The Olmec were followed by the Maya (of present-day Guatemala, Belize, and Yucatán Peninsula), and then the Toltec and Aztec of central Mexico. Each civilization valued the drink of the cacao bean. Between 1375 and 1521 Aztecs melted cocoa into a bitter drink, probably drunk cold with spices. Cocoa beans were given to priest's assistants at children's coming of age ceremonies. During marriage ceremonies, the couple drank a symbolic cup of chocolate and exchanged cocoa beans. Aztecs believed that drinking chocolate gave mortals some of Quetzalcoatl's (God of learning and of the wind) wisdom.
In 1585 in Oaxaca, Mexico, nuns in a convent mixed sugar with cocoa and consumed it hot and sweet, as a drink.

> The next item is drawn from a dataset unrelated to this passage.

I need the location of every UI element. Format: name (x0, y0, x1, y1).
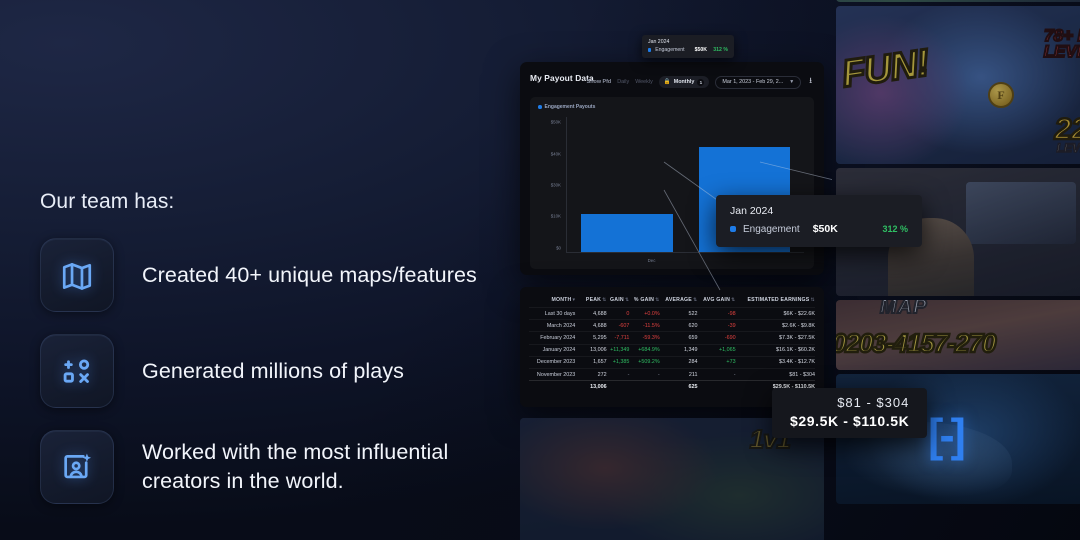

By the 17th century, chocolate was a fashionable drink throughout Europe, believed to have nutritious, medicinal and even aphrodisiac properties (it's rumored that Casanova was especially fond of the stuff).
Like Mesoamericans, the first chocolate-drinkers in Europe mixed their chocolate with vanilla, xochinacaztli—flowers nicknamed orejuelas or “little ears” by the Spanish for their ear-shapes, mecaxóchitl, and achiote. Like Mesoamericas, Europeans valued “foam” on chocolate—perhaps the antecedent to the contemporary custom of putting marshmallows in hot chocolate.
But it remained largely a privilege of the rich until the invention of the steam engine made mass production possible in the late 1700s.